In contrast, they added to an investment in healthcare facilities owner Primary Health Properties. The importance of healthcare has been brought into sharp focus in recent months and the managers expect demand for healthcare property to increase over the long term as the population ages.
Unicorn has lots of exposure to smaller companies listed on the Alternative Investment Market (AIM). In recent years, there have been suggestions the government could cut some of the tax benefits that investors in these companies currently enjoy. No change has been introduced yet, but the share prices of some AIM-listed companies could suffer if investors' tax breaks are cut in the future.
The Unicorn Outstanding British Companies Fund has around 40% invested in AIM-listed companies. We're encouraged that the managers' investments in this area have made great returns for investors over the years and it's a market they know well. But investments in AIM-listed companies add risk and past performance is not a guide to the future.
Unicorn specialises in smaller companies. Companies will often transition from Unicorn's VCT product, through its Smaller Companies fund and on to the Outstanding British Companies fund as they grow larger. This allows the managers to build strong, long-lasting relationships with the companies they invest in. We think this detailed knowledge gives them an edge over other investors.
Unicorn is a smaller operation than many of its competitors, but they outsource any functions not considered core to managing investors' money, such as sales and marketing. It means managers can focus on their fund management responsibilities. The Unicorn Outstanding British Companies Fund is also smaller than many of its peers in the IA UK All Companies sector. This means it’s more agile and the managers can quickly take advantage of new opportunities as soon as they become available.
The Unicorn investment team has remained stable over the years. Hutchinson and many other Unicorn fund managers are shareholders in the business meaning they're dedicated to its long-term success.
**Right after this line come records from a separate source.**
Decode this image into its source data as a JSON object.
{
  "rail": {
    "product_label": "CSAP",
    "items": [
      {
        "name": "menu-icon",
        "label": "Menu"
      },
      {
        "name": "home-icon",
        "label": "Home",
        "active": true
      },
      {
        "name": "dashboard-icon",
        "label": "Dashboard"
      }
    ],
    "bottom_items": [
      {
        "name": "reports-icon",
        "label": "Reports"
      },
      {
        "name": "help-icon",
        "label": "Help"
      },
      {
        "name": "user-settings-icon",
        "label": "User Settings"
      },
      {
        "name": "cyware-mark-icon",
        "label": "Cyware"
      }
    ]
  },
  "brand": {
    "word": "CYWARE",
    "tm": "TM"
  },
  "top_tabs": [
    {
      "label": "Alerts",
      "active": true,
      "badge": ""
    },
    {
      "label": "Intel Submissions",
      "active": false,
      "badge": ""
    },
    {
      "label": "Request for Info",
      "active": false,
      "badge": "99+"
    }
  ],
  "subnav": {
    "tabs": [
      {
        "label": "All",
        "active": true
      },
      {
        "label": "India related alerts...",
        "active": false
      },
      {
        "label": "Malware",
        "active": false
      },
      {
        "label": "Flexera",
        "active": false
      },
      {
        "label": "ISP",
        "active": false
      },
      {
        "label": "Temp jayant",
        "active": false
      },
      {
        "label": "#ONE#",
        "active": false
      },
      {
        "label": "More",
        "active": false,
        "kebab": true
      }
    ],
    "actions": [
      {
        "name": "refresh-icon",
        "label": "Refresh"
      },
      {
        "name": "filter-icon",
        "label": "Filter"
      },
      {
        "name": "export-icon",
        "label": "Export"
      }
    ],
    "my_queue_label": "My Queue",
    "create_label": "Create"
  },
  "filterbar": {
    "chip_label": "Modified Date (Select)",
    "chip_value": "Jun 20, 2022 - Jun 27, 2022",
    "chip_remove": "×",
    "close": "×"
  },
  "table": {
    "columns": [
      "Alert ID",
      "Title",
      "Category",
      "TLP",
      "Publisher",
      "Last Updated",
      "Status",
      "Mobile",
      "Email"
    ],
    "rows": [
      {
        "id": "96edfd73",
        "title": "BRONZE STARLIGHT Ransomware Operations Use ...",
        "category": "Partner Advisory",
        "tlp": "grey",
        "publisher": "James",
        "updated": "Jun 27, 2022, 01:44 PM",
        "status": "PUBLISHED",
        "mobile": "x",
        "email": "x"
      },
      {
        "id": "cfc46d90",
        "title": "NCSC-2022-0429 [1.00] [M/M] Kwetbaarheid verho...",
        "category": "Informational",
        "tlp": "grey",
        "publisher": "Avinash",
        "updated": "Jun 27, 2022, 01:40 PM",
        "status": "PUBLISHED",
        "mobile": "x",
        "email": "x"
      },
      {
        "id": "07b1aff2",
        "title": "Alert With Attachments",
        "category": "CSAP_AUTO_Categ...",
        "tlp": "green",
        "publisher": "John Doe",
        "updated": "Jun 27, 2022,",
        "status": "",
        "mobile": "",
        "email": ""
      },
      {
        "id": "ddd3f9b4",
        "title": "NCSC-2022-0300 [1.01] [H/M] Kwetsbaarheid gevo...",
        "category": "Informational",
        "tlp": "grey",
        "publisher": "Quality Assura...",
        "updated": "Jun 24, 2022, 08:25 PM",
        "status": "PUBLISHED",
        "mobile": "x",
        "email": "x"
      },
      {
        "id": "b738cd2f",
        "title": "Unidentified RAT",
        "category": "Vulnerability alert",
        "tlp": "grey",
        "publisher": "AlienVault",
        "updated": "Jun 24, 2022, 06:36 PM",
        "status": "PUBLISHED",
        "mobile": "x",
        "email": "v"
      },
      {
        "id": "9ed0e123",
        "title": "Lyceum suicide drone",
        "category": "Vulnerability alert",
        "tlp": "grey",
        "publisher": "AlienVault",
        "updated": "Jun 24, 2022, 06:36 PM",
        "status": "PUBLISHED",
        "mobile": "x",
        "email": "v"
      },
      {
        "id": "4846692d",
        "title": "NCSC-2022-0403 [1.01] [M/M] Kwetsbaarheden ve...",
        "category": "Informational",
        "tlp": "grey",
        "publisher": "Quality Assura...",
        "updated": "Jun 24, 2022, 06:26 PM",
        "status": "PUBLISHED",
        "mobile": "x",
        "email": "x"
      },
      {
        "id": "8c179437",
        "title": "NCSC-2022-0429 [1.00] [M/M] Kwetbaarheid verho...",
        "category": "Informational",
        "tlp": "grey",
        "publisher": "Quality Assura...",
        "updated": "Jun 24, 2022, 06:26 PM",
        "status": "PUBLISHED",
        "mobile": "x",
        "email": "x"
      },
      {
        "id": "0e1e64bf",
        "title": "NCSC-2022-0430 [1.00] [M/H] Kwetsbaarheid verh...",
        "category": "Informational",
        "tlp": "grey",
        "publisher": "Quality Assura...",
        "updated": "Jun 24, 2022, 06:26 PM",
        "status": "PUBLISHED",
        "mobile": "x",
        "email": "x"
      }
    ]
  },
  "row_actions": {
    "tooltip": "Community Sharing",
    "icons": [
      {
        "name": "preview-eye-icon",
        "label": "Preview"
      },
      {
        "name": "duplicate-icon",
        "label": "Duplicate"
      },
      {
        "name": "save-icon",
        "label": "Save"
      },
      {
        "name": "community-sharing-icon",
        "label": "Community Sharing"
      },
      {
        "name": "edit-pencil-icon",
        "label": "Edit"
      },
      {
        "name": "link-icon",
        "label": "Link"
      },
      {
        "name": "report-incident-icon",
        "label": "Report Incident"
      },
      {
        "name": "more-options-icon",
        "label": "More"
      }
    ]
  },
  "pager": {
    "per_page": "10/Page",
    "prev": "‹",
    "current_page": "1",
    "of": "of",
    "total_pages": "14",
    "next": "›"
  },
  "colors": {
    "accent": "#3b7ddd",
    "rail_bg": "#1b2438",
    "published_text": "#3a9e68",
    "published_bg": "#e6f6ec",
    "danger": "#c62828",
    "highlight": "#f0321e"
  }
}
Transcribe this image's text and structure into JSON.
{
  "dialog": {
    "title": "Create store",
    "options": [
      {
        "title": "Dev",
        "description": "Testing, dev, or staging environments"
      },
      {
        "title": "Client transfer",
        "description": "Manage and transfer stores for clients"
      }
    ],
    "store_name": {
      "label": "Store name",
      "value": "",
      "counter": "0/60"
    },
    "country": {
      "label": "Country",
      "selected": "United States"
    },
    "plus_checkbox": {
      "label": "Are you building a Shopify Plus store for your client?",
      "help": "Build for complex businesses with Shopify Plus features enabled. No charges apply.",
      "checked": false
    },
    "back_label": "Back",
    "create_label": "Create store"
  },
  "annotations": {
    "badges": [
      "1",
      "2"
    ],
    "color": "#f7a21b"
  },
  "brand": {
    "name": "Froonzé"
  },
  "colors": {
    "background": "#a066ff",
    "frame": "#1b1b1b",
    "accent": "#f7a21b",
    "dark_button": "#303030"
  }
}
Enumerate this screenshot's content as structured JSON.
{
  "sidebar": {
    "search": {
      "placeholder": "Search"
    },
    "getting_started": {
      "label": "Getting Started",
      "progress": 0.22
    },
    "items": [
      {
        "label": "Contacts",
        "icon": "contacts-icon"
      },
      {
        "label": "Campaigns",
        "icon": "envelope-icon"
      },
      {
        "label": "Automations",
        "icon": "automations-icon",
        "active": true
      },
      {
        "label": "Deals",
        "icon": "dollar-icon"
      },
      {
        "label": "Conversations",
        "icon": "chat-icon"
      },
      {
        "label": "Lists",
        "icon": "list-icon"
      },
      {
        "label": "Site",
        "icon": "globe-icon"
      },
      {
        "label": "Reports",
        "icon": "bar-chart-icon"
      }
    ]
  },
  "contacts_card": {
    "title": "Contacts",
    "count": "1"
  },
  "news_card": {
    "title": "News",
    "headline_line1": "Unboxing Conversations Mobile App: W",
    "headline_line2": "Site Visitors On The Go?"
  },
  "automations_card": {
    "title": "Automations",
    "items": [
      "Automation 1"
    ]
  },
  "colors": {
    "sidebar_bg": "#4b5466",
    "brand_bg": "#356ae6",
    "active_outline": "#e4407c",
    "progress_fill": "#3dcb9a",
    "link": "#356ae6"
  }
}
Overall we're comfortable that the managers' interests are aligned with those of investors.
This fund has an ongoing annual charge of 0.84%, but we've secured HL clients an ongoing saving of 0.35%. This means HL clients pay an ongoing charge of 0.49%. This makes it one of the cheapest active funds in the UK Growth sector available through HL. The fund discount is achieved through a loyalty bonus, which could be subject to tax if held outside of an ISA or SIPP. The HL platform fee of up to 0.45% per year also applies.
The fund's performed better than the broader UK stock market so far this year, although it still lost money. A lack of exposure to oil & gas producers and large UK banks boosted performance as these sectors did poorly on the whole.
The managers' preference for high-quality companies in a strong financial position means we typically expect the fund to hold up a bit better when markets fall, and this has been the case so far this year. However the fund could also underperform when markets rise rapidly.
The fund's long-term performance has also been impressive. It's significantly outperformed the broader UK stock market since launch in 2006. We put this down to the managers' ability to select companies with great prospects, regardless of what size they are or industry they operate in. Remember all investments fall as well as rise in value, so you could get back less than you invest.
|Annual percentage growth|
| Aug 15 -
| Aug 16 -
| Aug 17 -
| Aug 18 -
| Aug 19 -
|Unicorn Outstanding British Companies||15.2%||6.1%||13.1%||-5.0%||-8.5%|
Past performance isn't a guide to the future. Source: *Lipper IM 31/08/2020.